Simplemente la empujé un poco con el pie y entré con cautela.
Estaba un poco confundida porque la casa parecía vacía, pero el ambiente se sentía tenso.
Justo cuando me disponía a subir, se abrió la puerta de la pared que estaba al pie de la escalera.
Por alguna extraña razón, siempre había pensado que era un baño de invitados.
Supongo que me equivocaba.
De allí salió Latifah, pero estaba hecha un completo desastre.
Tenía el pelo alborotado, estaba sudando, pálida y parecía muy alterada.
También me di cuenta de que detrás de ella había unos escalones que bajaban, ¿a un sótano?
—Eh, Latifah, tienes una pinta horrible, ¿qué está pasando?
—Antes de que pudiera responder, un grito que sonó como un fuerte rugido provino del lugar del que acababa de salir.
Sonaba como alguien que sufría un dolor físico muy intenso.
Lo peor era que era el grito de Damon.
Mis ojos se abrieron de par en par y de repente entré en pánico.
—La-Latifah, ¿qué está pasando?
¿Qué ocurre ahí abajo?
—pregunté, intentando mirar por encima de su hombro, pero todo lo que podía ver eran las escaleras y, después, la oscuridad.
Y entonces oí otro grito, aún más fuerte que el anterior.
Miré a Latifah.
—Mira, es Damon… —dijo, dejando la frase en el aire.

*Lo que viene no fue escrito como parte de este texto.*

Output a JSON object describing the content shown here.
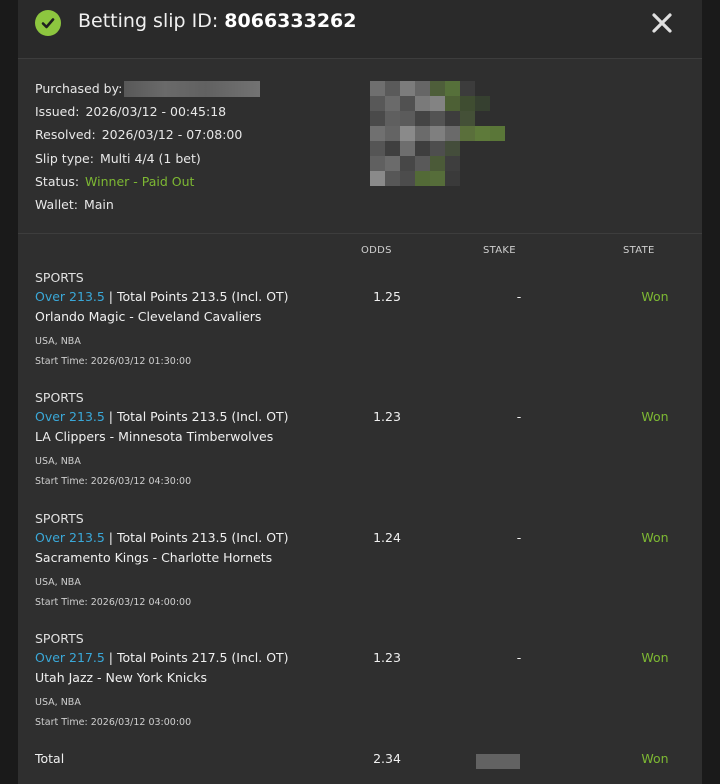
{
  "header": {
    "title_prefix": "Betting slip ID:",
    "slip_id": "8066333262"
  },
  "info": {
    "purchased_by_label": "Purchased by:",
    "issued_label": "Issued:",
    "issued_value": "2026/03/12 - 00:45:18",
    "resolved_label": "Resolved:",
    "resolved_value": "2026/03/12 - 07:08:00",
    "slip_type_label": "Slip type:",
    "slip_type_value": "Multi 4/4 (1 bet)",
    "status_label": "Status:",
    "status_value": "Winner - Paid Out",
    "wallet_label": "Wallet:",
    "wallet_value": "Main"
  },
  "columns": {
    "odds": "ODDS",
    "stake": "STAKE",
    "state": "STATE"
  },
  "bets": [
    {
      "category": "SPORTS",
      "selection": "Over 213.5",
      "market": " | Total Points 213.5 (Incl. OT)",
      "teams": "Orlando Magic - Cleveland Cavaliers",
      "league": "USA, NBA",
      "start": "Start Time: 2026/03/12 01:30:00",
      "odds": "1.25",
      "stake": "-",
      "state": "Won"
    },
    {
      "category": "SPORTS",
      "selection": "Over 213.5",
      "market": " | Total Points 213.5 (Incl. OT)",
      "teams": "LA Clippers - Minnesota Timberwolves",
      "league": "USA, NBA",
      "start": "Start Time: 2026/03/12 04:30:00",
      "odds": "1.23",
      "stake": "-",
      "state": "Won"
    },
    {
      "category": "SPORTS",
      "selection": "Over 213.5",
      "market": " | Total Points 213.5 (Incl. OT)",
      "teams": "Sacramento Kings - Charlotte Hornets",
      "league": "USA, NBA",
      "start": "Start Time: 2026/03/12 04:00:00",
      "odds": "1.24",
      "stake": "-",
      "state": "Won"
    },
    {
      "category": "SPORTS",
      "selection": "Over 217.5",
      "market": " | Total Points 217.5 (Incl. OT)",
      "teams": "Utah Jazz - New York Knicks",
      "league": "USA, NBA",
      "start": "Start Time: 2026/03/12 03:00:00",
      "odds": "1.23",
      "stake": "-",
      "state": "Won"
    }
  ],
  "total": {
    "label": "Total",
    "odds": "2.34",
    "state": "Won"
  },
  "colors": {
    "accent_green": "#7db833",
    "selection_blue": "#3aa8d8",
    "modal_bg": "#2f2f2f"
  },
  "icons": {
    "status": "check-circle-icon",
    "close": "close-icon"
  }
}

—Ya sé que es Damon, pero ¿qué demonios le está pasando?
—Quería que fuera directa al grano.
Ella me miró con ojos tristes y preocupados.
—Él…, Él está pasando por el Lunar Ligare.
¿Qué?
Debió de ver la confusión en mi cara, porque me lo explicó con más detalle.
—Es como la versión del Lunar Calor para los machos Alfa.
Seguía sin entender nada.
—Es como el celo para los Alfas machos.
¿Qué?
¿Celo?
¿Los machos pasan por eso?
Había oído hablar del celo, pero no estaba segura de qué era exactamente.
¿Pero se supone que es doloroso?
—¿Celo?
¿Lunar Ligare?
Qu-qué, cómo… eh, ¿por qué es… cómo podem…?
—Mi balbuceo fue interrumpido por otro grito desgarrador.
¿Pero qué demonios?
¿Lo están torturando?
Suena como si lo estuvieran torturando.
El corazón me dolió de verdad al oírlo.
—¿Qué le está haciendo?
¿Cómo lo detenemos?
—Me estaba poniendo nerviosa.
Latifah negó con la cabeza en silencio.
—No podemos hacer nada más que esperar.
Eso fue todo lo que me dijo, pero por la forma en que apretaba los labios, pude ver que se estaba guardando algo.
Estaba a punto de preguntarle qué era, pero otro grito me distrajo.
Latifah cerró los ojos al oírlo y negó lentamente con la cabeza con tristeza.
—Por favor, tenemos que hacer algo, ¿cuánto va a durar esto?
—le pregunté a Latifah, intentando caminar hacia las escaleras.
Pero Ella extendió la mano delante de mí, deteniéndome.
—Unos tres días.
—¿Qué?
¿Tres días?
¿Vamos a quedarnos sin hacer nada durante tres días?
Está sufriendo.
Un dolor que, en cierto modo, también sentía en lo más profundo de mis entrañas.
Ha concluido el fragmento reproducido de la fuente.